MOSCOW (Reuters) - Russian Prime Minister Dmitry Medvedev hinted on Friday that former Yukos oil company chief Mikhail Khodorkovsky would not be freed under an amnesty President Vladimir Putin is preparing, and a prosecutor said the jailed tycoon could face new charges.
The head of Putin’s human rights council said this week that Khodorkovsky and two women from the punk band Pussy Riot could benefit from the amnesty marking the anniversary of the adoption of Russia’s post-Soviet constitution in 1993.
But, without naming names, Medvedev said Russia should be careful about freeing people convicted of crimes like hooliganism - the charge in the Pussy Riot case - and theft, which was the indictment against Khodorkovsky.
“Our people really are not much inclined, for example, to conduct acts of amnesty for individuals involved in violent crimes, for individuals who committed crimes against society, including hooliganism,” Medvedev said in a TV interview.
“People are not very inclined to decide to issue an amnesty for those who committed major state crimes (such as) theft,” he said. “And so the president and parliament must listen to public opinion.”
Khodorkovsky’s supporters say the former Yukos oil company chief, who was arrested in 2003, was jailed to curb a political challenge to Putin, bring his oil assets under state control and send a signal to other tycoons to toe the line.
In the eyes of Kremlin critics at home and abroad, Khodorkovsky’s jailing is one of the biggest stains on the record of Putin, who was first elected president in 2000 and has not ruled out seeking another six-year term in 2018.
He is due for release in August but some activists doubt he will walk free as long as Putin is in power. The authorities have continued to investigate his activities, prompting frequent speculation he could be hit with new charges.
Deputy Prosecutor-General Alexander Zvyagintsev issued a thinly veiled warning that could happen, saying several cases involving Khodorkovsky are being pursued and have “good prospects for going to court,” Interfax news agency reported.

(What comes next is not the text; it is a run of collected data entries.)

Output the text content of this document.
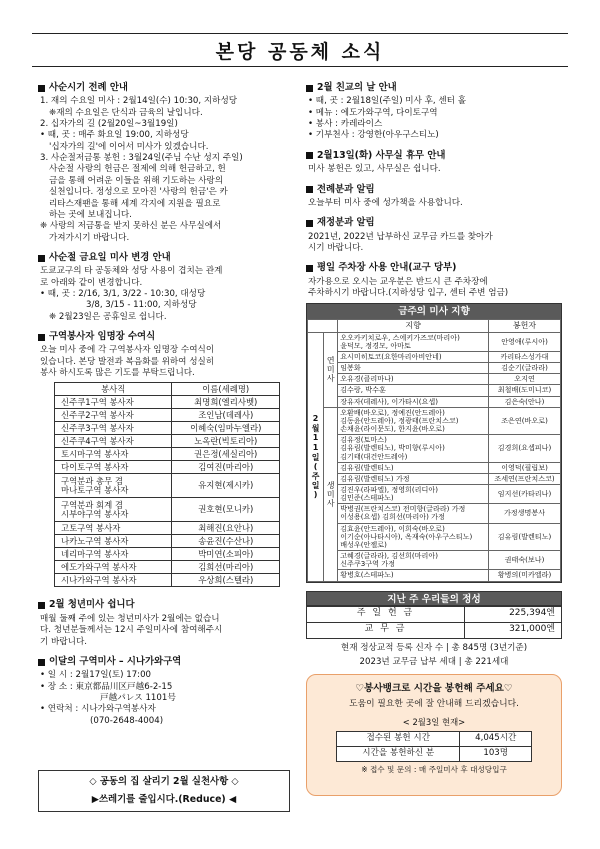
본당 공동체 소식
사순시기 전례 안내
1. 재의 수요일 미사 : 2월14일(수) 10:30, 지하성당
❈재의 수요일은 단식과 금육의 날입니다.
2. 십자가의 길 (2월20일~3월19일)
• 때, 곳 : 매주 화요일 19:00, 지하성당
'십자가의 길'에 이어서 미사가 있겠습니다.
3. 사순절저금통 봉헌 : 3월24일(주님 수난 성지 주일)
사순절 사랑의 헌금은 절제에 의해 헌금하고, 헌
금을 통해 어려운 이들을 위해 기도하는 사랑의
실천입니다. 정성으로 모아진 '사랑의 헌금'은 카
리타스재팬을 통해 세계 각지에 지원을 필요로
하는 곳에 보내집니다.
❈ 사랑의 저금통을 받지 못하신 분은 사무실에서
가져가시기 바랍니다.
사순절 금요일 미사 변경 안내
도쿄교구의 타 공동체와 성당 사용이 겹치는 관계
로 아래와 같이 변경합니다.
• 때, 곳 : 2/16, 3/1, 3/22 - 10:30, 대성당
3/8, 3/15 - 11:00, 지하성당
❈ 2월23일은 공휴일로 쉽니다.
구역봉사자 임명장 수여식
오늘 미사 중에 각 구역봉사자 임명장 수여식이
있습니다. 본당 발전과 복음화를 위하여 성실히
봉사 하시도록 많은 기도를 부탁드립니다.
봉사직	이름(세례명)
신주쿠1구역 봉사자	최명희(엘리사벳)
신주쿠2구역 봉사자	조인남(데레사)
신주쿠3구역 봉사자	이혜숙(임마누엘라)
신주쿠4구역 봉사자	노옥란(빅토리아)
토시마구역 봉사자	권은정(세실리아)
다이토구역 봉사자	김여진(마리아)
구역분과 총무 겸
마나토구역 봉사자	유지현(제시카)
구역분과 회계 겸
시부야구역 봉사자	권호현(모니카)
고토구역 봉사자	최해진(요안나)
나카노구역 봉사자	송윤진(수산나)
네리마구역 봉사자	박미연(소피아)
에도가와구역 봉사자	김희선(마리아)
시나가와구역 봉사자	우상희(스텔라)
2월 청년미사 쉽니다
매월 둘째 주에 있는 청년미사가 2월에는 없습니
다. 청년분들께서는 12시 주일미사에 참여해주시
기 바랍니다.
이달의 구역미사 – 시나가와구역
• 일 시 : 2월17일(토) 17:00
• 장 소 : 東京都品川区戸越6-2-15
戸越パレス 1101号
• 연락처 : 시나가와구역봉사자
(070-2648-4004)
◇ 공동의 집 살리기 2월 실천사항 ◇
▶쓰레기를 줄입시다.(Reduce) ◀
2월 친교의 날 안내
• 때, 곳 : 2월18일(주일) 미사 후, 센터 홀
• 메뉴 : 에도가와구역, 다이토구역
• 봉사 : 카레라이스
• 기부천사 : 강영한(아우구스티노)
2월13일(화) 사무실 휴무 안내
미사 봉헌은 있고, 사무실은 쉽니다.
전례분과 알림
오늘부터 미사 중에 성가책을 사용합니다.
재정분과 알림
2021년, 2022년 납부하신 교무금 카드를 찾아가
시기 바랍니다.
평일 주차장 사용 안내(교구 당부)
자가용으로 오시는 교우분은 반드시 큰 주차장에
주차하시기 바랍니다.(지하성당 입구, 센터 주변 엄금)
금주의 미사 지향
		지향	봉헌자
2월11일(주일)	연미사	오오카키치로우, 스에키가즈코(마리아)
윤덕모, 정경모, 아마토	안영애(루시아)
		요시미히토코(요한마리아비안네)	카리타스성가대
		임봉화	김순기(글라라)
		오유경(클리마나)	오지연
		김수랑, 박수훈	최철배(도미니코)
		장유자(데레사), 이가타시(요셉)	김은숙(안나)
	생미사	오환배(바오로), 정예진(안드레아)
김동윤(안드레아), 정광태(프란치스코)
손채윤(라이문도), 한지윤(바오로)	조은연(바오로)
		김유정(토마스)
김유림(발렌티노), 박미향(루시아)
김기태(대건안드레아)	김경희(요셉피나)
		김유림(발렌티노)	이영덕(필립보)
		김유림(발렌티노) 가정	조세연(프란치스코)
		김진우(라파엘), 정영희(리디아)
김민준(스테파노)	임지선(카타리나)
		박병권(프란치스코) 전미향(글라라) 가정
이성용(요셉) 김희선(마리아) 가정	가정생명봉사
		김효윤(안드레아), 이희숙(바오로)
이기순(아나타시아), 옥재숙(아우구스티노)
배성우(안젤로)	김유림(발렌티노)
		고혜경(글라라), 김선희(마리아)
신주쿠3구역 가정	권태숙(보나)
		황병호(스테파노)	황병의(미카엘라)
지난 주 우리들의 정성
주 일 헌 금	225,394엔
교 무 금	321,000엔
현재 정상교적 등록 신자 수 | 총 845명 (3년기준)
2023년 교무금 납부 세대 | 총 221세대
♡봉사뱅크로 시간을 봉헌해 주세요♡
도움이 필요한 곳에 잘 안내해 드리겠습니다.
< 2월3일 현재>
접수된 봉헌 시간	4,045시간
시간을 봉헌하신 분	103명
※ 접수 및 문의 : 매 주일미사 후 대성당입구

Khodorkovsky was convicted in 2005 and again in 2010, prompting accusations that the government has tried him twice for the same activities. A third trial would badly damage Russia’s image unless there was iron-clad evidence of wrongdoing.
Putin has suggested Khodorkovsky has blood on his hands, referring to a murder conviction against a former Yukos security chief. Zvyagintsev gave no details about any case involving Khodorkovsky.
Khodorkovsky and the jailed women from Pussy Riot are considered political prisoners by Kremlin opponents, but Medvedev said that there are no political prisoners in Russia. Putin has repeatedly said the same thing.
Pussy Riot’s Nadezhda Tolokonnikova and Maria Alyokhina are serving two-year sentences for a “punk prayer” protest against Putin in Russia’s main cathedral that infuriated the Russian Orthodox Church and offended many believers. They are due for release in March.
Western governments have called the punishment excessive and government opponents saw their trial as part of a clampdown on dissent during Putin’s third presidential term, which he began in May 2012.
While Medvedev suggested Russians convicted of hooliganism should not expect to be freed in an amnesty, both Tolokonnikova and Alyokhina have young children, which officials have suggested could be a factor in the decision.
Also charged with hooliganism are 28 Greenpeace activists and two journalists arrested for a protest against Arctic oil drilling, after some tried to scale Russia’s first offshore oil platform in the region in September.
All 30, citizens of 18 countries, are out on bail but remain in Russia. They face up to seven years in prison if convicted.